Prosecutors described Kabuga as a wealthy businessman with close ties to Rwanda’s Hutu political elite who helped finance and arm the Interahamwe militias. At the opening of his trial, prosecution lawyer Rashid Rashid said Kabuga provided money and weapons to the Hutu extremist groups that led the slaughter, and helped establish the Radio Télévision Libre des Mille Collines (RTLM), a broadcaster that incited violence and sometimes broadcast the locations of Tutsis so they could be hunted down.

The genocide was triggered on April 6, 1994, when a plane carrying President Juvénal Habyarimana, an ethnic Hutu, was shot down and crashed in Kigali. Kabuga’s daughter was married to Habyarimana’s son. Hutu extremists blamed Tutsis for the attack, and within hours bands of militias, with the support of the army and police, began systematically killing Tutsis and perceived supporters. An estimated 800,000 people were killed over 100 days.

Kabuga evaded international efforts to capture him for decades, reportedly moving across multiple countries before being arrested near Paris in May 2020.

His trial opened nearly 30 years after the genocide, but was suspended indefinitely in 2023 when a panel of U.N. judges determined he had advanced dementia and was unfit to participate in court proceedings. The ruling left Kabuga in detention even though no trial could proceed, because no country agreed to accept him; he reportedly feared mistreatment if returned to Rwanda.

Genocide survivor Yolande Mukakasana, who lost her entire family, told the Associated Press when the trial opened that the case had come too late for many survivors. “Men and women of Kabuga’s age were found in bed and murdered.

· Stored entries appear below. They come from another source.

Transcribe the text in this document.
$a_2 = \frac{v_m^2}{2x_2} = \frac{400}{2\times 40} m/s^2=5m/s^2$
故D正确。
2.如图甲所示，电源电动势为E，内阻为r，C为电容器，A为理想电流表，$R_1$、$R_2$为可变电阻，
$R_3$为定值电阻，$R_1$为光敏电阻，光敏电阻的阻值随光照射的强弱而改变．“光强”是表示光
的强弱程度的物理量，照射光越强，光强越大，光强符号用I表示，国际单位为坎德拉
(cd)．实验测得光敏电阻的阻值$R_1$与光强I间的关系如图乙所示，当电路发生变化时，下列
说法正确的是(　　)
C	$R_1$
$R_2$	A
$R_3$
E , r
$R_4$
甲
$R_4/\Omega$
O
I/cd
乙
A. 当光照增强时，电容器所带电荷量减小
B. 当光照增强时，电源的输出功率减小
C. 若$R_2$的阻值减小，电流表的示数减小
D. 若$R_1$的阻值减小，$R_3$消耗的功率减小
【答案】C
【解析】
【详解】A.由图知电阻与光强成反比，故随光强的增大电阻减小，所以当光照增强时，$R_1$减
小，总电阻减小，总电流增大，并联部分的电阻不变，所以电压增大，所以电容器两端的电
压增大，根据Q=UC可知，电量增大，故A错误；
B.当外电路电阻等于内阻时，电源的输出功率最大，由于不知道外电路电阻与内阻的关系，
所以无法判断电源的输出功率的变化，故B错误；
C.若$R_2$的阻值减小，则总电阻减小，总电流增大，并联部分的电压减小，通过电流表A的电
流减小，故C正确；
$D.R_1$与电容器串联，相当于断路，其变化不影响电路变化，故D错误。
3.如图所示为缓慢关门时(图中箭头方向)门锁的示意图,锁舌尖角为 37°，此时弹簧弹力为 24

Shame (upon) his sympathizers who cite his old age as a reason not to (stand) trial,” she said.

Kabuga’s lawyer, Emmanuel Altit, criticized the continued detention, saying in a statement: “A man whom international judges had themselves recognised as unfit to stand trial died in prison, although his continued deprivation of liberty no longer served any judicial purpose.”

The International Residual Mechanism for Criminal Tribunals, the U.N. body that handles remaining cases from the now-closed Rwandan and Balkan war tribunals, said it would conduct an inquiry into the circumstances of Kabuga’s death while in custody.